Here’s a slow motion video showing a closeup look at the human eye, our amazing biological lens (and sensor). You might be surprised at how mechanical its movements are and how fluid the iris is. Another crazy fact is that we’re continually relying on “image stabilization” to see things clearly:
The visual system in the brain is too slow to process information if the images are slipping across the retina at more than a few degrees per second. Thus, for humans to be able to see while moving, the brain must compensate for the motion of the head by turning the eyes. [#]
To see a quick demonstration of this fact, try the following experiment: hold your hand up, about one foot in front of your nose. Keep your head still, and shake your hand from side to side, slowly at first, and then faster and faster. At first you will be able to see your fingers quite clearly. But as the frequency of shaking passes about 1 Hz, the fingers will become a blur. Now, keep your hand still, and shake your head. No matter how fast you shake your head, the image of your fingers remains clear. This demonstrates that the brain can move the eyes opposite to head motion much better than it can follow, or pursue, a hand movement. When your pursuit system fails to keep up with the moving hand, images slip on the retina and you see a blurred hand. [#]
Like with cameras, our built-in image stabilization can deal with head shake but not motion blur.
You might want to skip this post if you’re squeamish. A filmmaker named Rob Spence has successfully become a cyborg by replacing an eye he lost through a childhood accident with a wireless camera that transmits everything he sees to a computer. Spence believes that technology may soon reach the point where are be tempted to swap out their body parts for superior prosthetics. No word on when he’ll be able to apply Instagram filters to his eye camera photos.
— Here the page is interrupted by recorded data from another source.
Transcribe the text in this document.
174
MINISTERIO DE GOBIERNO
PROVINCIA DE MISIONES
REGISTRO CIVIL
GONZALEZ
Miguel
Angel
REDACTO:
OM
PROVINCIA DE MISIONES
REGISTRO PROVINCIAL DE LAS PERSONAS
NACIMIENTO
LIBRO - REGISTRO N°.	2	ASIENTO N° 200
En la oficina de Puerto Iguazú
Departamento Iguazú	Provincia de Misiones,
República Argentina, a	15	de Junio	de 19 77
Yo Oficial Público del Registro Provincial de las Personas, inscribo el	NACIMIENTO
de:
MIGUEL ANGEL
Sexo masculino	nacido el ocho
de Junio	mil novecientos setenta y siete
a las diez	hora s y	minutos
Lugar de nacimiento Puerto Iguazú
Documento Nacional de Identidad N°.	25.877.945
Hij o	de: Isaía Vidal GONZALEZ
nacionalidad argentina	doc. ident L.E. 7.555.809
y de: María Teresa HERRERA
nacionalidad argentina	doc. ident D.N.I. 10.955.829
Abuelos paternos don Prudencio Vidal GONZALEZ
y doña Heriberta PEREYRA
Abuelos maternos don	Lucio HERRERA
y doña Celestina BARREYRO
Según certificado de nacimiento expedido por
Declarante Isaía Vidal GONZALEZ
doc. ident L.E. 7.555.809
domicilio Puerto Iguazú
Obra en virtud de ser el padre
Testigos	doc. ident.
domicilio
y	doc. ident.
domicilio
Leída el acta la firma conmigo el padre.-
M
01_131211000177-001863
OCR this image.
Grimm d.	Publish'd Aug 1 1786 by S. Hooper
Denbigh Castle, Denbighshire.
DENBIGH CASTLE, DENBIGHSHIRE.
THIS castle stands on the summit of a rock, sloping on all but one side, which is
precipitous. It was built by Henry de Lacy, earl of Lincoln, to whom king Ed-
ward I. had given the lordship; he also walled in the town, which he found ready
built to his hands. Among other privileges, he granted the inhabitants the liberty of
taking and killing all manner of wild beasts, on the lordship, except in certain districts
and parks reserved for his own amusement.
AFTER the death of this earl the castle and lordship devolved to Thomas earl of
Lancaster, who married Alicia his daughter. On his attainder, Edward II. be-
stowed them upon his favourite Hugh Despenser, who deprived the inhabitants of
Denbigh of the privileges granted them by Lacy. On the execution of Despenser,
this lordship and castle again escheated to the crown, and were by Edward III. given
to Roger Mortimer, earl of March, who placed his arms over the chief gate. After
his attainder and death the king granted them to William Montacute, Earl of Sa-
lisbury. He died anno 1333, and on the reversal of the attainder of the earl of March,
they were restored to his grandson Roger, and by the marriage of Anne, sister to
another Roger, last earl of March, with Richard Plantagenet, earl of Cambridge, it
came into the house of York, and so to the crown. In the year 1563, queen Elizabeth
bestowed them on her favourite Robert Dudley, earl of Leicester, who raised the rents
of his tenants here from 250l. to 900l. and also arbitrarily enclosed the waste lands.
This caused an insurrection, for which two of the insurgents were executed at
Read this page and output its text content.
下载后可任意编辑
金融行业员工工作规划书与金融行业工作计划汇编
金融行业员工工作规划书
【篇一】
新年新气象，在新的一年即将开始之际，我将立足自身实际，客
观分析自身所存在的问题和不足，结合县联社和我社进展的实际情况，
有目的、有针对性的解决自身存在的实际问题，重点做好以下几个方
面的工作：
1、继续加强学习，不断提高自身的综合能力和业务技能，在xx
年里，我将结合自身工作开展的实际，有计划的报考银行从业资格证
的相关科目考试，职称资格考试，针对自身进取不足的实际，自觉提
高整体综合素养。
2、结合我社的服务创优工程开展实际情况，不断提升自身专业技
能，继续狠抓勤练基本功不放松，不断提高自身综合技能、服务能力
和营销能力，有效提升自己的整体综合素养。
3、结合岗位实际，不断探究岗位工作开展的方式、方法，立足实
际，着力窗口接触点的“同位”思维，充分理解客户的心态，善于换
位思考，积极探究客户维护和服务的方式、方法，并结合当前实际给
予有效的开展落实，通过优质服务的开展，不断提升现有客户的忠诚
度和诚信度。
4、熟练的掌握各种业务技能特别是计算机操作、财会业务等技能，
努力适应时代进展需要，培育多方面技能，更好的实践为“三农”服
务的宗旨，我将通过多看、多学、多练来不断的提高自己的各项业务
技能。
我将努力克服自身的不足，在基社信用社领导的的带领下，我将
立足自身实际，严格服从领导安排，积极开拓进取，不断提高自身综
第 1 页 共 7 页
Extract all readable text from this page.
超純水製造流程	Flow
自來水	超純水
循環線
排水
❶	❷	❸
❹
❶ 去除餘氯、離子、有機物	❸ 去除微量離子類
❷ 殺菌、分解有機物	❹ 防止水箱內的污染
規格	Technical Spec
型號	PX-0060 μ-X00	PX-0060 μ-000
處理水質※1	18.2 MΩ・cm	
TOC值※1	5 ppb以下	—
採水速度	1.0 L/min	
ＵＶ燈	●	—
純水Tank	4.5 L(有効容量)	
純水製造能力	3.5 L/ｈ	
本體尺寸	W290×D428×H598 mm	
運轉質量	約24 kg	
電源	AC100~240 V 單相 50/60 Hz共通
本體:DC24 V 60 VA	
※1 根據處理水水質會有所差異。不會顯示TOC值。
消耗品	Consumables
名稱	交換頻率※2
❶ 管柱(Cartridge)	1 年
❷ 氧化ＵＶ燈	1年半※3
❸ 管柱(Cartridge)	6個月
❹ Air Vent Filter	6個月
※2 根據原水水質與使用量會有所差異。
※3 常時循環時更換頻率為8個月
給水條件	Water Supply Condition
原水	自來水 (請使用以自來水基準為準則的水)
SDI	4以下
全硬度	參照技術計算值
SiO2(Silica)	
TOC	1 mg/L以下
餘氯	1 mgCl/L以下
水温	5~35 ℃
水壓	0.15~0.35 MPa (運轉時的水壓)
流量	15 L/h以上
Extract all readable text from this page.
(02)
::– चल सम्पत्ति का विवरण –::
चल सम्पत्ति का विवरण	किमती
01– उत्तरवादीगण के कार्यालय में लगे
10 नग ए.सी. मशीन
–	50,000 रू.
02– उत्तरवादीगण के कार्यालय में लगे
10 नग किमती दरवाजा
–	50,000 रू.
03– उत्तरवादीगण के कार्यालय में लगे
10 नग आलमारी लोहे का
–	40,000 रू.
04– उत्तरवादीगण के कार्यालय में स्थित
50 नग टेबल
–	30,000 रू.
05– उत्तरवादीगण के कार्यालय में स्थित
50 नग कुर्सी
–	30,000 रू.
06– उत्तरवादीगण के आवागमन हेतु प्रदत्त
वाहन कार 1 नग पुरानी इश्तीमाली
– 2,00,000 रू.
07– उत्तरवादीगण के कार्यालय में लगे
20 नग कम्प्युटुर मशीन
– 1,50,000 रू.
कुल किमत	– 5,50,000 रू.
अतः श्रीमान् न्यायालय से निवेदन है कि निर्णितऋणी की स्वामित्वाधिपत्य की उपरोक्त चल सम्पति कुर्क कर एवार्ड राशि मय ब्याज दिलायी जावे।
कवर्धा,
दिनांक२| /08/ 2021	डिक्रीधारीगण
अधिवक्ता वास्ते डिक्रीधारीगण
What if in the future, the human eye itself could be turned into a camera by simply reading and recording the data that it sends to the brain? As crazy as it sounds, researchers have already accomplished this at a very basic level:
In 1999, researchers led by Yang Dan at University of California, Berkeley decoded neuronal firings to reproduce images seen by cats. The team used an array of electrodes embedded in the thalamus (which integrates all of the brain’s sensory input) of sharp-eyed cats. Researchers targeted 177 brain cells in the thalamus lateral geniculate nucleus area, which decodes signals from the retina. The cats were shown eight short movies, and their neuron firings were recorded. Using mathematical filters, the researchers decoded the signals to generate movies of what the cats saw and were able to reconstruct recognizable scenes and moving objects. [#]
Basically, the scientists were able to tap into the brain of a cat and display what the cat was seeing on a computer screen. Something similar was accomplished with humans a few years ago, and scientists believe that in the future we may even be able to “photograph” human dreams!